“You sure you want to do this, old man?” Caine taunts, and I just shake my head at him.
“Careful with your confidence, you’re looking pretty cocky,” I retort seriously.
“And you’re looking pretty weak over there. When was the last time you actually fought and didn’t just hold up the pads for the rest of us to punch?”
“Don’t worry about me, worry about yourself.”
“Alright.” Drew shakes his head. “Let’s keep it clean.”
“I will, and I won’t hurt you too much in front of Max.” Caine smirks, sending a wink over in our girl’s direction.
“I wouldn’t worry about that,” I tell him.
“Alright, begin,” Drew announces. A big positive I have as Caine’s coach is I know his fighting style. I know the tactics he’s going to use. While he hasn’t seen me fight, he doesn’t know anything about mine.
Which is evident how much of an advantage that is when I anticipate his first move, easily dodging it. He immediately acts like it was a diversion and tries to throw a leg, but I anticipate that too.
I’m an expert at his fighting style. About everything with him in the cage so every move he attempts I dodge and deflect and after toying with him for a bit I throw my own hit which lands right in his jaw.

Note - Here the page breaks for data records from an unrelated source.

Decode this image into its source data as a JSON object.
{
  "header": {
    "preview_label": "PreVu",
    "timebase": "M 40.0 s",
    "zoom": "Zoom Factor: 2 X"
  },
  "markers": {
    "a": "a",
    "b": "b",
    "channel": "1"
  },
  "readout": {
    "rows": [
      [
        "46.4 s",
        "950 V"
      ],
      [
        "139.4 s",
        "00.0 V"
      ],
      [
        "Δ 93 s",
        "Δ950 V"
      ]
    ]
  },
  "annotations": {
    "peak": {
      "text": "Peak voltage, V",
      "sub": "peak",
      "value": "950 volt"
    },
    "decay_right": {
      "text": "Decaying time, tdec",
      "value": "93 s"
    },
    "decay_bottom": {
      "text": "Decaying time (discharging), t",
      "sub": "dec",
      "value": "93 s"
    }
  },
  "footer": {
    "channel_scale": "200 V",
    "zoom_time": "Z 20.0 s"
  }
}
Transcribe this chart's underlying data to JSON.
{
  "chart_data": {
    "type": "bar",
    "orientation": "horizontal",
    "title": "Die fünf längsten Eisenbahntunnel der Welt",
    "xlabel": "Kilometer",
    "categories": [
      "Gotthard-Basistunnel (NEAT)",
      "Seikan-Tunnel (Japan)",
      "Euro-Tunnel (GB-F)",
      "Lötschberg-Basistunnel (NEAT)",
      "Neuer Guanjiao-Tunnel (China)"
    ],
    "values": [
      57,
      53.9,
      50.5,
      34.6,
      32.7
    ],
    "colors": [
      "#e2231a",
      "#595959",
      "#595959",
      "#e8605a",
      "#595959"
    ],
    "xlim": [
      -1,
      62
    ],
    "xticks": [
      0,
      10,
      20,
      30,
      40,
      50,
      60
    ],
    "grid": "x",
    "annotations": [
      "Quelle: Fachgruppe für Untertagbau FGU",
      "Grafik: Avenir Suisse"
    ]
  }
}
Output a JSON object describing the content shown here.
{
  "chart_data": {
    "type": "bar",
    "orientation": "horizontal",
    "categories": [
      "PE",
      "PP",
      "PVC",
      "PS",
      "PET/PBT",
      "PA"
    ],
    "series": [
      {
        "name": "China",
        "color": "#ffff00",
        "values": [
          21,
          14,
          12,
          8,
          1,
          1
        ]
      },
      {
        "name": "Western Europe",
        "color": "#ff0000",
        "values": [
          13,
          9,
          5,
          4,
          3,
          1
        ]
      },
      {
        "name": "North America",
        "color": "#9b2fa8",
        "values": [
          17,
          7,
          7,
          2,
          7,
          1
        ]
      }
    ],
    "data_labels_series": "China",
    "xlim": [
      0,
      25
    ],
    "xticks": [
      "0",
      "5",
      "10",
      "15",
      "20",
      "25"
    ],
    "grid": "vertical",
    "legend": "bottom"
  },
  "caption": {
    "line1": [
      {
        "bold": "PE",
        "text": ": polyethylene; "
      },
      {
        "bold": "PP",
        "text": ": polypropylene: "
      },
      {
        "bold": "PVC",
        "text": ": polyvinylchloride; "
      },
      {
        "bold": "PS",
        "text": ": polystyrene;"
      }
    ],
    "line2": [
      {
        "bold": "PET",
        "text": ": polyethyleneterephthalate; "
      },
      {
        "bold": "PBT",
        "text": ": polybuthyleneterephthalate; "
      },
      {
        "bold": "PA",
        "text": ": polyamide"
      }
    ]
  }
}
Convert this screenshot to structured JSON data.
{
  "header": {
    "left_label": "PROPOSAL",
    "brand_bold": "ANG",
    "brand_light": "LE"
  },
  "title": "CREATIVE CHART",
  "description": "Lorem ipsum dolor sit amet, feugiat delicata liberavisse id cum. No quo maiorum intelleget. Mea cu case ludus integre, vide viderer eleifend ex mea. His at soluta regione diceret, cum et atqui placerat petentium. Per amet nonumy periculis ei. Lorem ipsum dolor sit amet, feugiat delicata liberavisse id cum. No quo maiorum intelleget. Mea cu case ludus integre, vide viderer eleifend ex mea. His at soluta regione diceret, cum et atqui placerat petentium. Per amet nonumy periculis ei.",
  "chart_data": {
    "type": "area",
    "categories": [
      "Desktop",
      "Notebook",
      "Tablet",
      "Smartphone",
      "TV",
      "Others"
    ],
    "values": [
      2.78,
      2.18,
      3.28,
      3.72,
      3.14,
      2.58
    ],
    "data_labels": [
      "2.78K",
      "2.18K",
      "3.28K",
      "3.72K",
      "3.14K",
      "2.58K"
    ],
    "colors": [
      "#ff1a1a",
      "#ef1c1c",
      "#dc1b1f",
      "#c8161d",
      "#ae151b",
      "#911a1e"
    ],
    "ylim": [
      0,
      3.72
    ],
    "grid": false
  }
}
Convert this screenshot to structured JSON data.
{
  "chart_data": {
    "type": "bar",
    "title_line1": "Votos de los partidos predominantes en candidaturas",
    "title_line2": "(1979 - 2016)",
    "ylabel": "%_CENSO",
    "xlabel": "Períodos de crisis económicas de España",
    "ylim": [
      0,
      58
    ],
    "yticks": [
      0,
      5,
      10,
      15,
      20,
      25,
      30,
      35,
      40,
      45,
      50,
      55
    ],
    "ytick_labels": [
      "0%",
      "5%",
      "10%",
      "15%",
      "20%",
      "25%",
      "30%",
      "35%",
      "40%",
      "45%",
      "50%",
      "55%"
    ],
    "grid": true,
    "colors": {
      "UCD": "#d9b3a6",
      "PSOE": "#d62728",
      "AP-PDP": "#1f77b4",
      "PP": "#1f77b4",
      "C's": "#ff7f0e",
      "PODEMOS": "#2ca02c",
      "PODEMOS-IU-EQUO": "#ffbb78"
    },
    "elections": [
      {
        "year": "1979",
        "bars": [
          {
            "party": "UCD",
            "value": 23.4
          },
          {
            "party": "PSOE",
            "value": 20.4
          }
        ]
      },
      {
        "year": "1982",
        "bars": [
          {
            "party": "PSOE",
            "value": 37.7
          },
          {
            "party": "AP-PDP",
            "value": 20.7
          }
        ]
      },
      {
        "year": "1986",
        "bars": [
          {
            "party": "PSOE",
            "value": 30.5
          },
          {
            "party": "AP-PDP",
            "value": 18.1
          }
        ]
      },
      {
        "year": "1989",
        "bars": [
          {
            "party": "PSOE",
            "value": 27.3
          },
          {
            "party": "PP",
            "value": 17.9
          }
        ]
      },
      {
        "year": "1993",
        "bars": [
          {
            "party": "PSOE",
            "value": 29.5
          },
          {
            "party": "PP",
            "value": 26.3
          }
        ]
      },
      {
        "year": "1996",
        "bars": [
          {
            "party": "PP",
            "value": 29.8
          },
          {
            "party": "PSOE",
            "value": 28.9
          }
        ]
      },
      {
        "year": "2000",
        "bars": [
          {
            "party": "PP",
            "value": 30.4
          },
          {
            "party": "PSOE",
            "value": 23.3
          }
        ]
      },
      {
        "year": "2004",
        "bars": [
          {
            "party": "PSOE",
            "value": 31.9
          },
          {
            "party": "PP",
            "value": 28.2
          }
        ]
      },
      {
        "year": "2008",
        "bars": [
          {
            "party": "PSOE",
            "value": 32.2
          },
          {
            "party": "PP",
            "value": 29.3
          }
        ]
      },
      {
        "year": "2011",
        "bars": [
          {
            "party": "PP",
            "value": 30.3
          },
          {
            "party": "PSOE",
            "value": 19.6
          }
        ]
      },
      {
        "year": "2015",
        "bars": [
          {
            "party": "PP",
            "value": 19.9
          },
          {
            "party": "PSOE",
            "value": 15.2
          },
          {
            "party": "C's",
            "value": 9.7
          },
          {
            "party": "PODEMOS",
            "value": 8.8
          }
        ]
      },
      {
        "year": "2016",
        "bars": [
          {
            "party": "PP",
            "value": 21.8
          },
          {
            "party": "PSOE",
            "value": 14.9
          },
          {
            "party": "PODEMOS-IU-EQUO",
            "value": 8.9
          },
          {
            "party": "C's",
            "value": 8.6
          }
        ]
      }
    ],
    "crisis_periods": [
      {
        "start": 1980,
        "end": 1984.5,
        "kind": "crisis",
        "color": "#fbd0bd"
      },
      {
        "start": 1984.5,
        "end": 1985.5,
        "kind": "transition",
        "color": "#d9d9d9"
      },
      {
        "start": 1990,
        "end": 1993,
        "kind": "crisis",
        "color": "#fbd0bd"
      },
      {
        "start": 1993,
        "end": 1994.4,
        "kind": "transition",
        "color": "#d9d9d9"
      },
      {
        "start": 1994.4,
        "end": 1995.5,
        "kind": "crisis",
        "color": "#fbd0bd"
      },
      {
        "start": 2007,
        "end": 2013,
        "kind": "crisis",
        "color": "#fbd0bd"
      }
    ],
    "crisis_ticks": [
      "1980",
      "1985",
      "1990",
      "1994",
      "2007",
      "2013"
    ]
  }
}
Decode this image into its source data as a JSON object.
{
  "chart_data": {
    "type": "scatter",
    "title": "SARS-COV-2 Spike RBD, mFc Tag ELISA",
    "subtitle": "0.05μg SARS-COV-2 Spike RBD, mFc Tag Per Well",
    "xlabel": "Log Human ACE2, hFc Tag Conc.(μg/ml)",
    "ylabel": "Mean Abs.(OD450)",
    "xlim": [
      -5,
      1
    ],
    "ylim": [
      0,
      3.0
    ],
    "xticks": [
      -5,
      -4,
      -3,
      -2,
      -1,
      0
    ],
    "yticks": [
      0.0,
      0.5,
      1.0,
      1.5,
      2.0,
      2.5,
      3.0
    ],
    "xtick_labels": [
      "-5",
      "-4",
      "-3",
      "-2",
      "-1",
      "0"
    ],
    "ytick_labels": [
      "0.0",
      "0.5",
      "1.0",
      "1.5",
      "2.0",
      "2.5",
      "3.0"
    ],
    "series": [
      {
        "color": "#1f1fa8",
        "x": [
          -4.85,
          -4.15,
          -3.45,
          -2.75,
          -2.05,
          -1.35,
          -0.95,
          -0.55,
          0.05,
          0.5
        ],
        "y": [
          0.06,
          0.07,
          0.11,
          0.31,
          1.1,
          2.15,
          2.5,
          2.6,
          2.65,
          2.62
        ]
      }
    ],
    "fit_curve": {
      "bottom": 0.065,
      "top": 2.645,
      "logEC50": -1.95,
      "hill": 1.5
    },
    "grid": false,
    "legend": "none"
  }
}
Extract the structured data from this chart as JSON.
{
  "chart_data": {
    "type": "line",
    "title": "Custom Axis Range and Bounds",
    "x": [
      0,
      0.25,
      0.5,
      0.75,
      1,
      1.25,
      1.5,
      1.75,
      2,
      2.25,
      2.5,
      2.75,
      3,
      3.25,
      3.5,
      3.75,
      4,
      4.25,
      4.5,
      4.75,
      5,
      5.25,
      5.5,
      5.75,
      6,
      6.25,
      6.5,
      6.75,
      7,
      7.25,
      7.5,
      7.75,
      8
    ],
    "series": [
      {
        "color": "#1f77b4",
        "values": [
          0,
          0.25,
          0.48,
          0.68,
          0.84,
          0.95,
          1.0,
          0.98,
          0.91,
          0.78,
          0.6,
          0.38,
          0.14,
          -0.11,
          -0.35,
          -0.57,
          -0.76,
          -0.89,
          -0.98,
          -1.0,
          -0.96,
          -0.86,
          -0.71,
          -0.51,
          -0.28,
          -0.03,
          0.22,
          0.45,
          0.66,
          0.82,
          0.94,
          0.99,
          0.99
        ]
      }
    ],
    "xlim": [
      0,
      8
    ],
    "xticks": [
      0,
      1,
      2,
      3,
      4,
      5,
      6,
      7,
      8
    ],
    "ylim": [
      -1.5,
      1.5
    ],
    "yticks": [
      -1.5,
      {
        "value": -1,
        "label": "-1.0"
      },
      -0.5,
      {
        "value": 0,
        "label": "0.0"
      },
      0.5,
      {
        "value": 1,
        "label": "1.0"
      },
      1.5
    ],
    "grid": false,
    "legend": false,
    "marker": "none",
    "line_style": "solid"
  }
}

“Mother fucker,” he grunts, spitting onto the ground and I know I’ve pissed him off. I want to smile, but I’ll save that until the end.
The thing about Caine is that I see a lot of myself in him. I was a cocky little shit when I was younger too. I learned that’s not always the best way to be and managed to check myself. Except right now I can’t help that attitude that comes back because fighting with Caine feels a lot like attempting to play with a lion. I’ve seen him fight, know how good he is and the fact that I know I can beat him fairly easily makes it difficult to be humble.
Especially when I’m able to get another solid opening that has my fist meeting his face once again. He snarls as the blood drips from his nose.
“Come on, thought you were going to kick my ass.” I smirk and I can see how pissed off he is, which is great for me because the madder he gets, the sloppier he’ll get.
That becomes even more true with the next combination he tries, and fails. I’m able to get a grip around him to take him down to a submission. He tries to throw me off, both of us grappling for control and even when I get him into the takedown he doesn’t tap. I adjust to have him in a choke, and he still doesn’t tap. I know the stubborn fucker will let me hold him until he passes out before he admits defeat.
“Tap if you can’t get out of it,” I tell him, gruffly.
“Fuck off.”
I tighten my grip around him to prove that I’m not going to let go; if he’s going to let me choke him until he passes out that’s on him. I’ll let up as soon as his eyes roll back, so it’s not like he’ll die.
I feel the slightest tap on my leg and I let up immediately so Caine can take in a deep breath. The gym is quiet for a second, then Drew calls out, “Coach wins on a tap out.”
I catch Alexander slap Cal’s arm. “Pay up.”
“Don’t bet on fights in my gym,” I scold them.
“Hey, I said you’d win.” Alexander shrugs like that makes it any better.
“Fun is over,” I announce, but my eyes fall onto Max’s and I hope she can decipher the look in my eyes that’s portraying to her that the fun with her is yet to come.
CHAPTER 45
MAX
My parents have officially been arrested.
It was weird to read about when Adam sent me the article. The pictures they had of my parents in handcuffs should’ve made me feel happy. Relieved or something. But for some reason, it’s only filled me with more anxiety.
I know Caine’s dad and brother are their attorneys. I know that the Aldridge’s have a reputation for being the best at what they do. They’ve defended a number of high profile criminals before, some that were so obviously guilty that the public outrage was crazy when they ended up getting off.
I know that them being arrested is only the first step. Sure, there was enough evidence to get them caught, but will it be enough to convict them? Especially having such good lawyers. My head already hurts from the stress of it all and I just want to forget. I would normally seek out my guys and make them fuck me into next week because that always helps me forget everything, but I have my BJJ class at Uncaged, and I actually want to go.
Plus, Drew and Adam need to teach it. Caine also has his own training to do. He has another fight in Portland he has to prepare for. Which is for the best, I can’t rely on them to make me feel better, I need to do that myself. I know training will do just that.